Only good parts are my LO & OH.
 
It's been shit. Well and truly. I got pneumonia back in May. My car's spent more time off the road than on. Lost quite a few good friends.

Only good parts are my LO & OH.

I hope 2013 is better :hugs:
 
Bloody awful.

Started it off with a car accident and surgery February 10. Had 7 months of physio and a second surgery November 28. It's been painful, frustrating, stressed and really lonely. Have fought with OH a lot, he's not a supportive person really.. but having insurance claims/a lawsuit and a PI checking in now.. the garbage I've been through with work too as it was a co-worker driving...

Also lost my grandfather about 10 days after the accident which was tough (first grandparent to pass). I'm glad he's at peace though.
 
Not too bad for me personally. Have birth to my lovely boy, moved into a gorgeous house and me and OH are pretty good. Finances are a but Ricky but hopefully by this time next year we will be better.

But for so many if my friends it's been sad. Literally been the year if death :nope:

A friend had a still born another had a miscarriage. A lady committed suicide leaving 2 young boys. And 2 more funerals.

Hope 2013 is better for everyone :flower:
 
It's been an excellent year for us :) blah blah blahhhh :lol:
:D

I'm so glad Sweetie x

Actually a lot of "bad" stuff has happened this year if I think about it. I've had pneumonia last month, my brother was in a very serious motorbike accident just eight weeks or so ago. But, I got better. And my brother is out of hospital with VERY little to show for his adventures, a problematic wrist and a dodgy short term memory, but it's amazing that he's even alive.
 
Miserable

I had high hopes that 2012 would be so much better than 2011.

booked our wedding in Jan, a week later OH found out he was going to be made redundant. he was made redundant twice but luckily wasn't out of work. finances are worse, we lost the car, my dog started collapsing and has been to the vets several times, costing us a fortune and making me heartbroken and paranoid to leave him. changes happened within my job and i eventually quit, my course that i spent a fortune on all fell through because of several problems i had with the company and/or finances, it was a waste of hard work, 4am bedtimes and lost loas of money on it.

we got married and it wasn't the way i wanted and i was gutted, our honeymoon wasn't perfect and i'm full of regret. my reception was taken over and ruined, my wedding photos got lost in the post so i feel like i can't get closure from the day and move on or look at it more positively.

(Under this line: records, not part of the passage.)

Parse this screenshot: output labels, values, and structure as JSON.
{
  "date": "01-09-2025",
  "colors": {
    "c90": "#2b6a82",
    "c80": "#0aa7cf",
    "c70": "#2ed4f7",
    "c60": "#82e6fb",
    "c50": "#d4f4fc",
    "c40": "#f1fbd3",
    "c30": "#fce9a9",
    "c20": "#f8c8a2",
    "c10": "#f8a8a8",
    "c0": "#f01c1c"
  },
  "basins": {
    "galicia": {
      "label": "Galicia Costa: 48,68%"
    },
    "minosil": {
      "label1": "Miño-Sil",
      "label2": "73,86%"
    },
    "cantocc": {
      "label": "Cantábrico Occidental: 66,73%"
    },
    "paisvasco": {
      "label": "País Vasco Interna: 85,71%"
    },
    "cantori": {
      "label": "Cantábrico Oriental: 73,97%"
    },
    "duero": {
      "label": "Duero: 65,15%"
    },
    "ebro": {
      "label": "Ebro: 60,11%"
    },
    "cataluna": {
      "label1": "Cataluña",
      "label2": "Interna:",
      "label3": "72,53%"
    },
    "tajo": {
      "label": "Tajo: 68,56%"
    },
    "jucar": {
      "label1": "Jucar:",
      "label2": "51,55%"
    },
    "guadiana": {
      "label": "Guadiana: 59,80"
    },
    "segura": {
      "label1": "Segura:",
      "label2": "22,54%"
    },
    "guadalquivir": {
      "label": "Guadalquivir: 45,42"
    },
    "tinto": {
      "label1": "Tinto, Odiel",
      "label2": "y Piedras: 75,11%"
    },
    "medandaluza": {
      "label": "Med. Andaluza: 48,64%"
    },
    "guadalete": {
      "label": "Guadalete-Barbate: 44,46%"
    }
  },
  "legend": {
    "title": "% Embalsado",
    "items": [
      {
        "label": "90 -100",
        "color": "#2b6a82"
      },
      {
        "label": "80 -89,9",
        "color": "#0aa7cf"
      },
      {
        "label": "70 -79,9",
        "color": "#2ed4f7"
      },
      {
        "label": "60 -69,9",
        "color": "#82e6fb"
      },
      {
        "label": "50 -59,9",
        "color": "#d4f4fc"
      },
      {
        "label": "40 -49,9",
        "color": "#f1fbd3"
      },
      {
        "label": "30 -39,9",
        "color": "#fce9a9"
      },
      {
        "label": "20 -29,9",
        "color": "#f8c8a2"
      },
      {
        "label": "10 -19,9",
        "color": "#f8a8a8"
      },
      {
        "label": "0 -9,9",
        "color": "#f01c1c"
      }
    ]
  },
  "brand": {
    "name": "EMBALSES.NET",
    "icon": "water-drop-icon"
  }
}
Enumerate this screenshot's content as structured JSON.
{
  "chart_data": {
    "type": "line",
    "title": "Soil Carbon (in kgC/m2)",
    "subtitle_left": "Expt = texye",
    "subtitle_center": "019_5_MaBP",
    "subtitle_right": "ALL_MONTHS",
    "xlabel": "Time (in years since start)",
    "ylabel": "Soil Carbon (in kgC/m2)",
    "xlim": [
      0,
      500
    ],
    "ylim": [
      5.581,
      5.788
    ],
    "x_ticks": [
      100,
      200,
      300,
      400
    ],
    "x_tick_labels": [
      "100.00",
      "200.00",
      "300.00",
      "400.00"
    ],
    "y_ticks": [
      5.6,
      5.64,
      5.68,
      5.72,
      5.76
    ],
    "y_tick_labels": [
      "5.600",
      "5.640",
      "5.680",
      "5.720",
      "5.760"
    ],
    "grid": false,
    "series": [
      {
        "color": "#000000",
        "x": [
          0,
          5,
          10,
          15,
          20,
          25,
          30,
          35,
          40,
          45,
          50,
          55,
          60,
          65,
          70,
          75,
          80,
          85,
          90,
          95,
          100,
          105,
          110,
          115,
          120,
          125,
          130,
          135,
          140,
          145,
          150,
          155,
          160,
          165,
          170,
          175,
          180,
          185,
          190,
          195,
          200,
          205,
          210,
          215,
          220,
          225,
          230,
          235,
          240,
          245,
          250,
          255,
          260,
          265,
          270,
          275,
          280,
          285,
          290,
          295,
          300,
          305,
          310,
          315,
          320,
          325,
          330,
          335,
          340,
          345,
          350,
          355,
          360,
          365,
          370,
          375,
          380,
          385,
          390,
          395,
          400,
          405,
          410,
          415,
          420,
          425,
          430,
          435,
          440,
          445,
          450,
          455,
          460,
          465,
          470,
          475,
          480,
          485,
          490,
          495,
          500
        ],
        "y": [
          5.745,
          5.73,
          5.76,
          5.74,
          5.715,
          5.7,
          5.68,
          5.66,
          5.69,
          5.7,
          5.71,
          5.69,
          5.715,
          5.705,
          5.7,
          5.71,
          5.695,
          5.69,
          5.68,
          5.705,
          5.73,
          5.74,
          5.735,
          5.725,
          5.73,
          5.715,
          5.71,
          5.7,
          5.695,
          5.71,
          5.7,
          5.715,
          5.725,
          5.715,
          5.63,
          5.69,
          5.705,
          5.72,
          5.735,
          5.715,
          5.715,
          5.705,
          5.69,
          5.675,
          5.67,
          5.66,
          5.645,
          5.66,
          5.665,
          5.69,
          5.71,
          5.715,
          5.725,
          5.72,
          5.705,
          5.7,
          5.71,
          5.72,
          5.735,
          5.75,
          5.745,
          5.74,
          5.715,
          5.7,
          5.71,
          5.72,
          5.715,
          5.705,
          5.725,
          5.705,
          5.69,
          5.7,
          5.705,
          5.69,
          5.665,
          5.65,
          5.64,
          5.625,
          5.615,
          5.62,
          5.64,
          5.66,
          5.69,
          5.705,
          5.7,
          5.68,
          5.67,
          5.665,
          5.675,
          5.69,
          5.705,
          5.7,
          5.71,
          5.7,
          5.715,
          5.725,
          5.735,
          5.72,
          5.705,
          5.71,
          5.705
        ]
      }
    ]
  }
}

someone i knew died, the only semi family member i had(due to others not talking to me since i stopped handing over money/gifts) turned into a complete bitch, so now i don't really have any one. no social life/friends/family, no money to spend on my house(we've never managed to furnish it the way we want) no money for us to buy things or go out. our neighbours are difficult and there are several other things that were my focus in life, my motivation or reasons to get up in the morning that turned out badly or change and have left me feeling 'bruised'.

i pray next year is better and i'm grateful for it not being worse. i'm not homeless, my child wasn't abducted or loved one not killed/ill/hurt, (or many other heartbreaking things) i have my health, my husband, my pets, i can pay my bills, have food to eat and have you guys to talk to on here :)
 
Good things:
Left FOB
Met my OH
Found some really good friends who care about me

Bad things:
Had some really bad things happen with Maria in regards to custody
Was accused of child abuse and my poor baby was put through all kinds of examinations
3 people close to me died, one of them just a young child and one a father leaving a child behind and the last one a young girl just reaching adulthood

I hope in the next year that my custody case will conclude in a positive way and things can start to settle down with Maria. I hope to start TTC with my OH if I still feel ready when the time comes. I hope to be able to cooperate with FOB instead of argue all the time and do together whats best for Maria.